AWARE members Wendy Horan, and Tyler Mosher helped make the partnership possible, as did Fisheries Stewardship Group members Veronica Sommerville and Lisa Helmer. Inge Flannigan, AWARE’s vice president, will head up the wetlands project in 2002.

The Whistler’s Wilderness Backyard initiative received a few major setbacks over the past year, according to AWARE director Eckhard Zeidler.

Things have been quiet in the Elaho and Sims Valley as Interfor, the timber company that owns the rights to log in the area, continues to negotiate with the Squamish Nation over the First Nation’s land use plan.

In its five-year logging plan, however, Interfor does plan to move operations further up the Elaho Valley to an area north of Cessna Creek.

"There’s no bold strike into the heart (of the valley), but it’s the death of a thousand cuts," says Zeidler, who is hopeful that negotiations with the Squamish Nation will lead to the creation of a large protected area in the Valley.

Another cutblock in the Sims Valley, number 72-4, was downgraded to information status to allow for the creation of a trail from Sims Creek to Jervis Inlet.

Zeidler is less optimistic for the Lillooet area after the provincial government sided with the resource industry and reopened the land and resource management plan in the area that would have seen the creation of new parks.

Tides Canada and the Endswell Foundation contributed money for an educational report on the Elaho and Sims.

AWARE’s Olympic committee has also been successful, and has members sitting on various Olympic working groups, including transportation, athlete housing, the Nordic centre in the Callaghan Valley, and the bid’s sustainability group.

"We were already spread pretty thinly working on other projects, but the Olympic issue was looming and it was too big to ignore," says AWARE board member and Olympic committee head Brad Kasselman.

"Clearly we have the ear of the bid committee, and are already influencing the bid. The (Bid Corporation) worked hard on sustainability in the early planning, and there is a lot of work to do in the next year.

"Any event, big or small, needs to be filtered through (The Natural Step sustainability framework’s) four system conditions – not to judge whether the Olympics are good or bad for the area, but to make sure that the Games will benefit the community in the long run, and that the plans include principles of sustainability."
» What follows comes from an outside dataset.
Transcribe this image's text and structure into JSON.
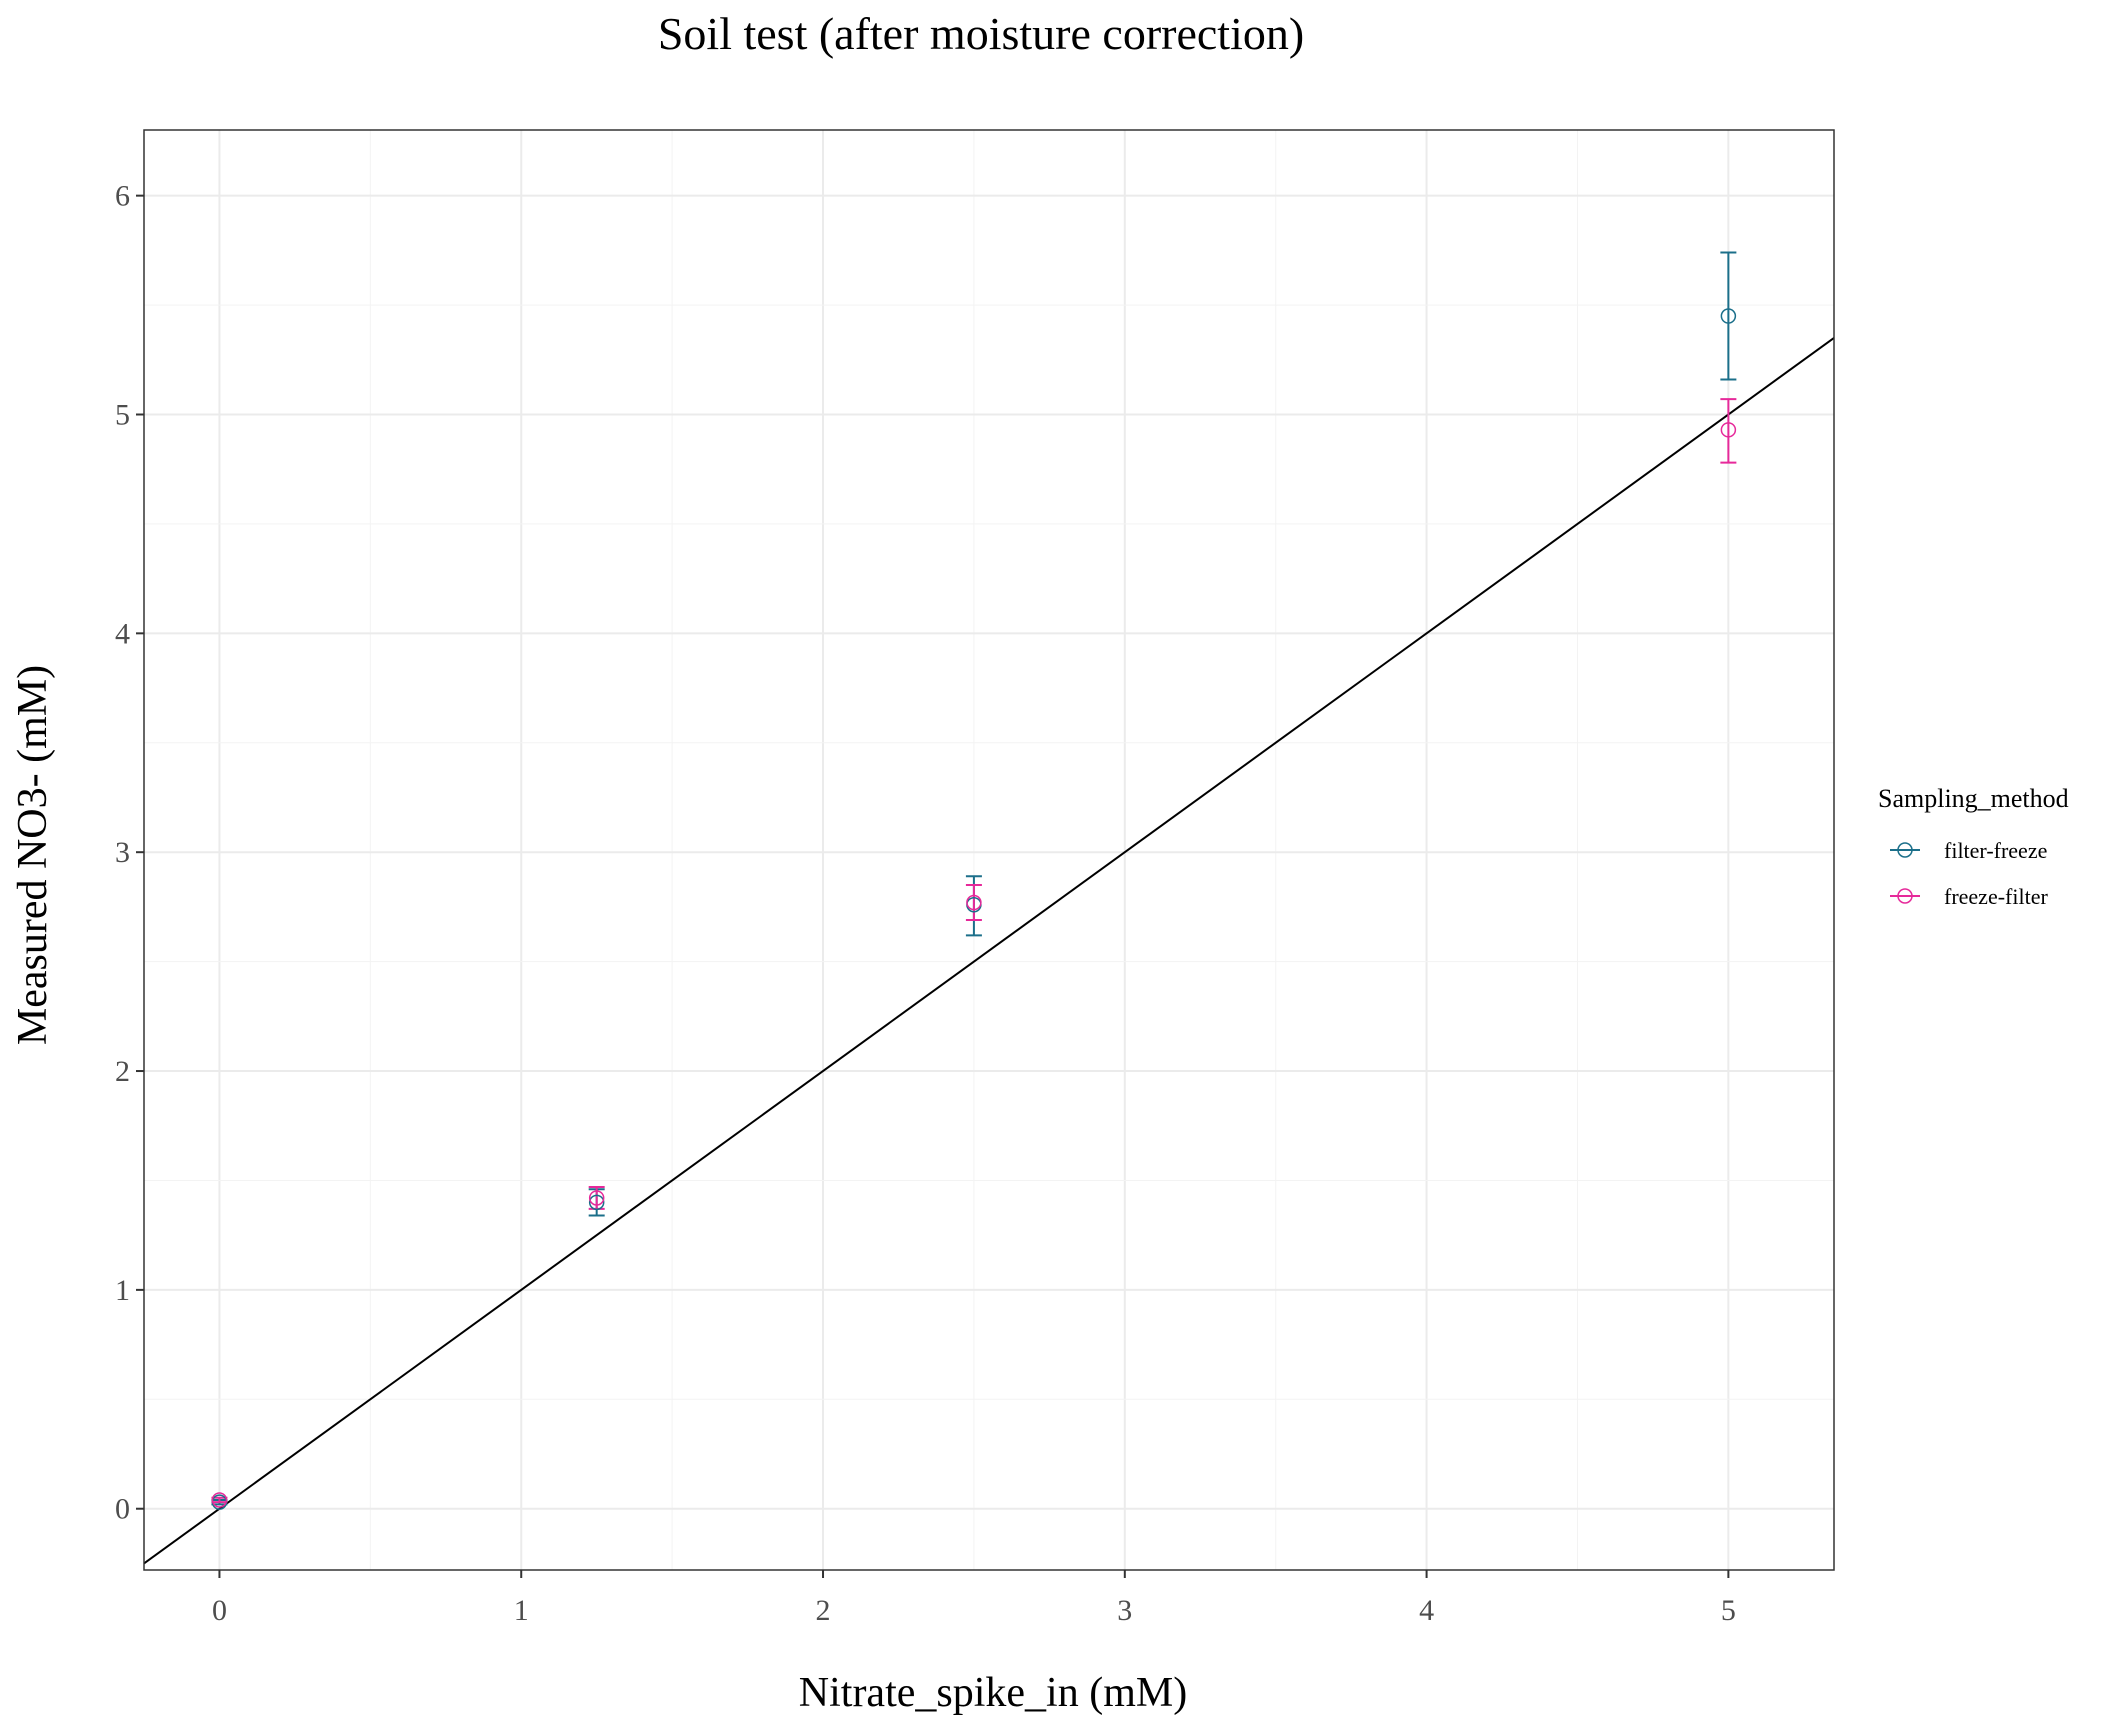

AWARE has also received financial grants that aren’t linked to specific projects, which the organization can use for educational campaigns and to cover administrative costs. Once again AWARE received $10,000 from the municipality’s grant-in-aid program. The Whistler Golf Club contributed part of the proceeds from its annual member’s day tournament, as did the Festival of Lights; Telus gives AWARE 10 cents for every old phone book; and Carney’s Waste Systems once again made a donation.

Through David Sanigan of Medallion Wines, AWARE will also receive a donation for every bottle and glass of Banrock Station wine sold in Whistler, which will go towards their wetlands project.

In addition to the summary of the year’s activities, the membership also elected and re-elected 14 new members for next year. Their positions on the board will be decided at a meeting on Jan. 21.

The 2002 board is Allana Hamm, Johnny Mikes, Mitch Rhodes, Inge Flannigan, Eckhard Zeidler, Judy Stockton, Brad Kasselman, Lisa Princic, Laura Princic, Michele Comeau, Jeff Moore, Wendy Horan, Keenan Moses and Sue Stangel.

Rhodes says he will accept the presidency once again if the board is in favour of it.

"It was a fantastic experience," he says. "This was my second year in AWARE, and in the president’s role I think I was able to carry on a little more with some of the strategic planning issues we started in the year 2000.

"We’re taking an educational approach at this point, educating people as to what we’re all about, as opposed to the more traditional position with business groups, which is adversarial."

Membership will be a huge focus for AWARE in 2002, and with funding in hand and a project co-ordinator to help out, Rhodes feels AWARE is in a good position to improve its visibility in the community.

Another priority is to secure alternate sources of funding that will allow AWARE to continue to pay a project co-ordinator to help organize activities, fundraising and membership drives.